AtelierClockwork

Know When to Punt

December 17, 2015

Which I’m Not Good at

Sometimes I hit a problem which is significantly more effort than it looks to be at first glance. Sometimes it was underestimating difficulty, sometimes due to unexpected limitations with tools, sometimes paying back technical debt, or any number of other reasons.

Often it involves cursing my past self in some way.

One skill that I’m attempting to cultivate is figuring out if the underlying problem is part of the original task, or if it’s an unrelated bug or a bigger task that needs to be planned properly.

For example, I was working on a bug involving a table view not showing any content if the view was loaded too quickly after log in. After adding some notifications to the login process, I got the view to load data when the final data set from log in was pulled.

This then exposed a series of edge cases involving the reload spinner, the empty state for the table view, and a fetched results controller. I tried the easy fixes and got the view to a state that’s fully functional and doesn’t look awful as it reconciles the state involved, but it still has a visual hiccup I’m not fond of.

Making it work right is going to take a refactor of the view controller and some structural changes to the view hierarchy, which isn’t too large of a task but involves the potential to introduce new bugs to fix a visual defect in an edge case.

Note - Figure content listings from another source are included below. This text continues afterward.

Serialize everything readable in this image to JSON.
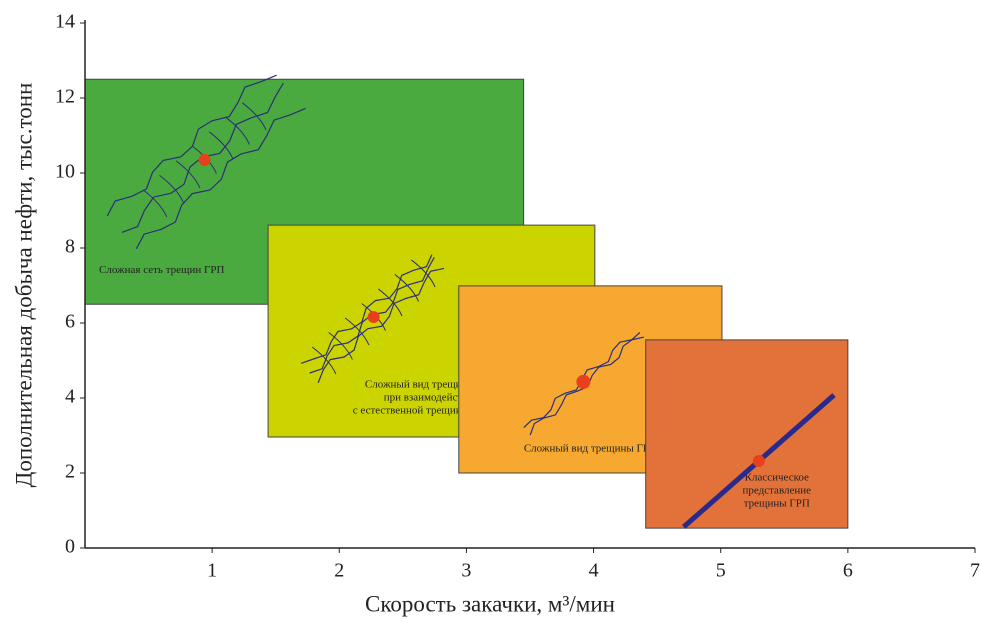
{
  "chart_data": {
    "type": "scatter",
    "x_label": "Скорость закачки, м³/мин",
    "y_label": "Дополнительная добыча нефти, тыс.тонн",
    "xlim": [
      0,
      7
    ],
    "ylim": [
      0,
      14
    ],
    "xticks": [
      1,
      2,
      3,
      4,
      5,
      6,
      7
    ],
    "yticks": [
      0,
      2,
      4,
      6,
      8,
      10,
      12,
      14
    ],
    "regions": [
      {
        "label": [
          "Сложная сеть трещин ГРП"
        ],
        "color": "#4aaa3f",
        "x": [
          0,
          3.45
        ],
        "y": [
          6.5,
          12.5
        ]
      },
      {
        "label": [
          "Сложный вид трещины ГРП",
          "при взаимодействии",
          "с естественной трещиноватостью"
        ],
        "color": "#ccd400",
        "x": [
          1.44,
          4.01
        ],
        "y": [
          2.96,
          8.61
        ]
      },
      {
        "label": [
          "Сложный вид трещины ГРП"
        ],
        "color": "#f6a830",
        "x": [
          2.94,
          5.01
        ],
        "y": [
          2.0,
          6.99
        ]
      },
      {
        "label": [
          "Классическое",
          "представление",
          "трещины ГРП"
        ],
        "color": "#e2723a",
        "x": [
          4.41,
          6.0
        ],
        "y": [
          0.53,
          5.55
        ]
      }
    ],
    "x": [
      0.94,
      2.27,
      3.92,
      5.3
    ],
    "values": [
      10.35,
      6.16,
      4.43,
      2.32
    ],
    "color": "#e8401c"
  }
}
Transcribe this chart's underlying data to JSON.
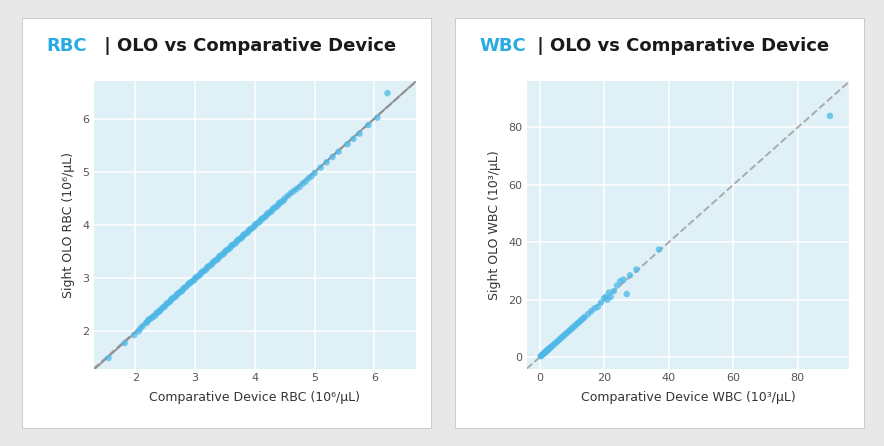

I was sorely tempted to just tear apart the bits of the view, do the refactor, and pull request it because it would fix the new problems that I had found.

Instead, I pull requested the fix that got the page into a decent shape with the fewest required changes to the code, and filed an issue in our project management system about the visual issues, and an outline of my proposed solution in the comments.

This then freed me up to stop thinking about the problem, and move onto the next high priority issue that needs to be addressed before the app can ship. It also gets the problem in front of the project manager to decide where it falls in priority order compared to the other features and bugs that need to be addressed.